Ademais, assevera que:
[...] a parte final do caput do art. 59 do Código Penal conjuga a necessidade de reprovação com a prevenção do crime, fazendo, assim, com que se unifiquem as teorias absoluta e relativa, que se pautam, respectivamente, pelos critérios da retribuição e da prevenção. (GRECO, 2017, p. 622).
Pelo exposto, constata-se que a mencionada teoria aborda tanto o aspecto
preventivo, quanto punitivo do crime, unificando assim, a teoria absoluta e relativa,
bem como, sua aplicabilidade no caso concreto, consiste na análise de todo contexto
fático do crime e da conduta reprovável do autor, para imposição da penalidade dentro
do limite mínimo e máximo legalmente permitido.
Há, entretanto, uma segunda corrente que entende que o Código Penal, não
se pronunciou sobre qual teoria adotada.
Ainda sobre o tema, observa-se:
O Código Penal não se pronunciou sobre qual teoria adotou, mas modernamente entende-se que a pena tem tríplice finalidade (polifuncional): (A) retributiva; (B) Preventiva; (C) reeducativa, cada uma dessas identificada em um momento próprio e específico (CUNHA, 2016, p. 397-398).
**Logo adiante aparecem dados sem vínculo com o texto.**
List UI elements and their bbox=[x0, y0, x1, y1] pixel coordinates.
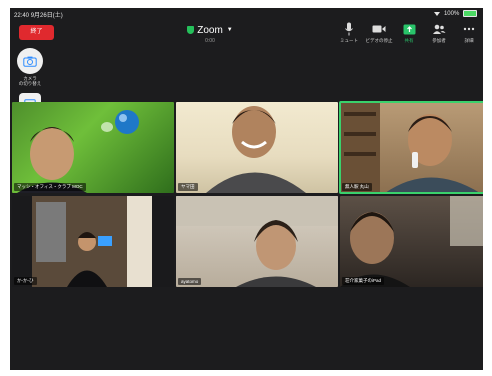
video-tile-1[interactable]: マッシ・オフィス・クラブ MOC bbox=[12, 102, 174, 193]
participant-name: ayatomo bbox=[178, 278, 202, 285]
switch-camera-button[interactable]: カメラ の切り替え bbox=[16, 48, 44, 87]
share-button[interactable]: 共有 bbox=[395, 22, 423, 44]
video-tile-6[interactable]: 荘介家菓子のiPad bbox=[340, 196, 483, 287]
meeting-timer: 0:00 bbox=[205, 38, 215, 44]
participant-video-1 bbox=[17, 110, 139, 193]
video-tile-3[interactable]: 無人駅 丸山 bbox=[339, 101, 483, 194]
participant-video-2 bbox=[206, 106, 306, 193]
participant-name: 無人駅 丸山 bbox=[342, 183, 372, 191]
mute-button[interactable]: ミュート bbox=[335, 22, 363, 44]
participants-button[interactable]: 参加者 bbox=[425, 22, 453, 44]
participants-icon bbox=[433, 24, 446, 34]
participant-video-4 bbox=[32, 196, 152, 287]
meeting-title[interactable]: Zoom ▼ 0:00 bbox=[175, 25, 245, 44]
video-tile-2[interactable]: ヤマ田 bbox=[176, 102, 338, 193]
camera-switch-circle bbox=[17, 48, 43, 74]
video-camera-icon bbox=[372, 25, 386, 33]
zoom-screen: 22:40 9月26日(土) 100% 終了 Zoom ▼ 0:00 ミュート ビ… bbox=[10, 8, 483, 370]
stop-video-button[interactable]: ビデオの停止 bbox=[365, 22, 393, 44]
participant-video-6 bbox=[340, 196, 483, 287]
camera-switch-icon bbox=[23, 56, 37, 67]
status-time-date: 22:40 9月26日(土) bbox=[14, 13, 63, 19]
status-right: 100% bbox=[434, 10, 477, 17]
participant-name: 荘介家菓子のiPad bbox=[342, 277, 385, 285]
participant-video-5 bbox=[176, 196, 338, 287]
chevron-down-icon: ▼ bbox=[226, 27, 233, 34]
participant-name: ヤマ田 bbox=[178, 183, 198, 191]
status-bar: 22:40 9月26日(土) 100% bbox=[10, 8, 483, 20]
battery-percent: 100% bbox=[443, 11, 460, 18]
participant-name: か-か-ひ bbox=[14, 277, 37, 285]
more-button[interactable]: 詳細 bbox=[455, 22, 483, 44]
participant-video-3 bbox=[340, 102, 480, 193]
end-meeting-button[interactable]: 終了 bbox=[19, 25, 54, 40]
shield-icon bbox=[187, 26, 195, 35]
microphone-icon bbox=[345, 22, 353, 36]
video-tile-4[interactable]: か-か-ひ bbox=[12, 196, 174, 287]
more-icon bbox=[463, 27, 475, 31]
wifi-icon bbox=[434, 11, 441, 16]
battery-icon bbox=[463, 10, 477, 17]
share-screen-icon bbox=[403, 24, 415, 34]
participant-name: マッシ・オフィス・クラブ MOC bbox=[14, 183, 86, 191]
video-tile-5[interactable]: ayatomo bbox=[176, 196, 338, 287]
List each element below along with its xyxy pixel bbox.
Tal corrente, entende que existe o momento da pena em abstrato, que é quando
17
o legislador cria o crime, impondo-lhe uma sanção penal, estabelecendo os
parâmetros mínimo e máximo da pena, posteriormente vem a aplicação da pena,
quando é praticado o crime e, por fim, a etapa da execução penal, ou seja, presente
tríplice finalidade da pena (CUNHA, 2016).
Verifica-se, portanto, que, apesar da divergência apresentada, a pena deve ser
condicente com os ditames constitucionais, dado que, para aplicação das sanções
estabelecidas pelo Código Penal, deve-se primeiramente ser condizentes com os
direitos resguardados pela Constituição Federal.
2.1.1 A Pena e a Constituição Federal
Necessário contextualizar no artigo em apreço que as penalidades aplicadas
ao agente criminoso elencadas em cada tipo penal, o texto constitucional regulamenta
sobre as penas que são proibidas no Brasil.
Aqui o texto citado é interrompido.